Moderator Tom Nolan (Ross McDonald: An Autobiography and Artie Shaw: King of the Clarinet), Ariel S. Winter (The Twenty-Year Death), Attica Locke (The Cutting Season, Black Water Rising), Fuminori Nakamura (The Thief), Chris Pavone (The Ex-Pats)

On how they came to write their current novels:
Nakamura: Fascinated by pick-pocketers and prostitution.  The Thief combines both.

Locke: She is from the south, where some old plantations live on as venues for tourism and events.  In addition, in the south "plantation" can mean pretty much any venue.  She was invited to a wedding that was held at an old plantation that really was a former plantation and as an African-American wasn't sure how to feel about it.  She became interested in exploring the location's past and present and the book was written "to explore that...with a dead body."

Pavone: After a couple decades as an office drone, he was startled when his wife came home one night and asked, "How would you like to live in Luxemborg?" She worked for Amazon and had been offered a job overseas.  One big move across the globe later, he found himself a stay-at-home dad in a strange land.  He often made small talk with mothers he met at the park with his kids to and was fascinated by one woman who would chat but would never really reveal anything about herself.  It made him wonder if she was hiding some sort of terrible secret that she had to keep from everyone and that launched the protagonist of The Ex-Pats.

Winter: The Twenty-Year Death follows a Fitzgerald/Hemingway type character in the last twenty years of his life (1931-1941-1951) from the heights to depths of success.  His agent wanted him to write a character that could recur in future books, but Winter decided to have his character recur at different points in his life in one story.

On becoming a writer:
Pavone: Was a voracious reader as a kid.  In college he majored in government, then ended up working in the book publishing world and loved it, mainly because most people involved were in it for the love of book and writers, rather than the money.  But after twenty years in the biz, he tired of it and decided to write himself.

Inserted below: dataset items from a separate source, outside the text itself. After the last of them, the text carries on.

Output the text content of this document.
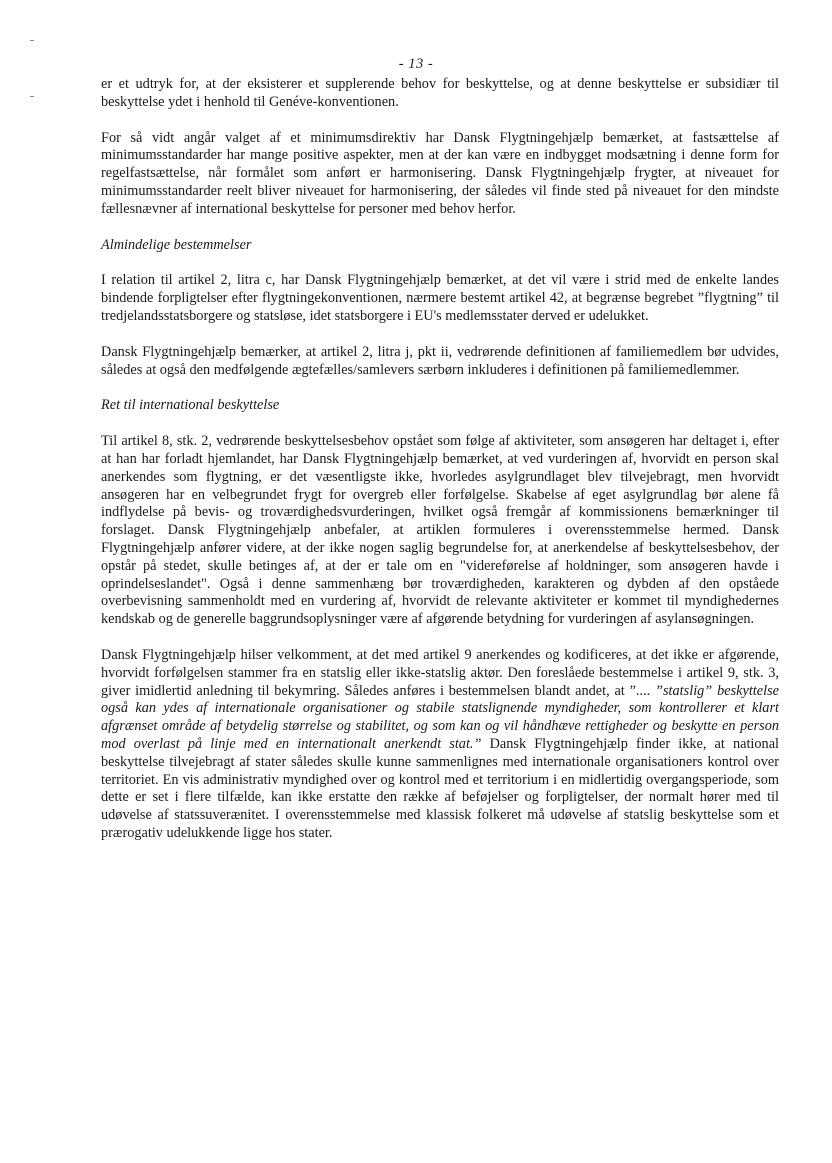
- 13 -

er et udtryk for, at der eksisterer et supplerende behov for beskyttelse, og at denne beskyttelse er subsidiær til beskyttelse ydet i henhold til Genéve-konventionen.

For så vidt angår valget af et minimumsdirektiv har Dansk Flygtningehjælp bemærket, at fastsættelse af minimumsstandarder har mange positive aspekter, men at der kan være en indbygget modsætning i denne form for regelfastsættelse, når formålet som anført er harmonisering. Dansk Flygtningehjælp frygter, at niveauet for minimumsstandarder reelt bliver niveauet for harmonisering, der således vil finde sted på niveauet for den mindste fællesnævner af international beskyttelse for personer med behov herfor.

Almindelige bestemmelser

I relation til artikel 2, litra c, har Dansk Flygtningehjælp bemærket, at det vil være i strid med de enkelte landes bindende forpligtelser efter flygtningekonventionen, nærmere bestemt artikel 42, at begrænse begrebet ”flygtning” til tredjelandsstatsborgere og statsløse, idet statsborgere i EU's medlemsstater derved er udelukket.

Dansk Flygtningehjælp bemærker, at artikel 2, litra j, pkt ii, vedrørende definitionen af familiemedlem bør udvides, således at også den medfølgende ægtefælles/samlevers særbørn inkluderes i definitionen på familiemedlemmer.

Ret til international beskyttelse

Til artikel 8, stk. 2, vedrørende beskyttelsesbehov opstået som følge af aktiviteter, som ansøgeren har deltaget i, efter at han har forladt hjemlandet, har Dansk Flygtningehjælp bemærket, at ved vurderingen af, hvorvidt en person skal anerkendes som flygtning, er det væsentligste ikke, hvorledes asylgrundlaget blev tilvejebragt, men hvorvidt ansøgeren har en velbegrundet frygt for overgreb eller forfølgelse. Skabelse af eget asylgrundlag bør alene få indflydelse på bevis- og troværdighedsvurderingen, hvilket også fremgår af kommissionens bemærkninger til forslaget. Dansk Flygtningehjælp anbefaler, at artiklen formuleres i overensstemmelse hermed. Dansk Flygtningehjælp anfører videre, at der ikke nogen saglig begrundelse for, at anerkendelse af beskyttelsesbehov, der opstår på stedet, skulle betinges af, at der er tale om en "videreførelse af holdninger, som ansøgeren havde i oprindelseslandet". Også i denne sammenhæng bør troværdigheden, karakteren og dybden af den opståede overbevisning sammenholdt med en vurdering af, hvorvidt de relevante aktiviteter er kommet til myndighedernes kendskab og de generelle baggrundsoplysninger være af afgørende betydning for vurderingen af asylansøgningen.

Dansk Flygtningehjælp hilser velkomment, at det med artikel 9 anerkendes og kodificeres, at det ikke er afgørende, hvorvidt forfølgelsen stammer fra en statslig eller ikke-statslig aktør. Den foreslåede bestemmelse i artikel 9, stk. 3, giver imidlertid anledning til bekymring. Således anføres i bestemmelsen blandt andet, at ”.... ”statslig” beskyttelse også kan ydes af internationale organisationer og stabile statslignende myndigheder, som kontrollerer et klart afgrænset område af betydelig størrelse og stabilitet, og som kan og vil håndhæve rettigheder og beskytte en person mod overlast på linje med en internationalt anerkendt stat.” Dansk Flygtningehjælp finder ikke, at national beskyttelse tilvejebragt af stater således skulle kunne sammenlignes med internationale organisationers kontrol over territoriet. En vis administrativ myndighed over og kontrol med et territorium i en midlertidig overgangsperiode, som dette er set i flere tilfælde, kan ikke erstatte den række af beføjelser og forpligtelser, der normalt hører med til udøvelse af statssuverænitet. I overensstemmelse med klassisk folkeret må udøvelse af statslig beskyttelse som et prærogativ udelukkende ligge hos stater.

Nakamura: He suffered from depression as a teen and coped by writing out his thoughts.  When he went to college he couldn't figure out what he wanted to do and decided to write out his diary as a novel and loved it.

Winter: Always wrote, had decided to become a writer by the 6th grade.  In college he he decided he wanted to be a playwright, but grew dissatisfied with the collaborative process and turned to back to prose.

Locke: Always wrote as a kid, but grew up wanting to be a filmmaker.  By twenty-four she was working as a location scout and sold a script only to be told that it wasn't going to be made.  Her husband was in law school and they were broke, so she became a "writer for hire".  While she made enough money to buy a home, nothing she wrote was being produced and she tired of writing for people who didn't read in what she described as a "fear-based industry".

The genre:
Nakamura: Despite writing about crime, he is regarded as a writer of serious literature in his native Japan, but doesn't mind people categorizing his novels as either genre or pure fiction.  The film Diary of a Pickpocket is a favorite of his and he referred to it while writing The Thief.  He actually practiced picking pockets of friends and claimed to have had a pretty good success rate.

Pavone: Interested in unreliable narrator/narratives.  On the topic of success: Only one-tenth of 1% of the American reading public needs to purchase your book in order to be successful, so he's okay with 99% of the public not buying his book.

Locke: She feels caught between literature and mystery, and doesn't like to be pigeon-holed as a mystery writer because she's worried she will miss out on potential readers.  Feels that crime fiction is inherently political because it involves distribution of power.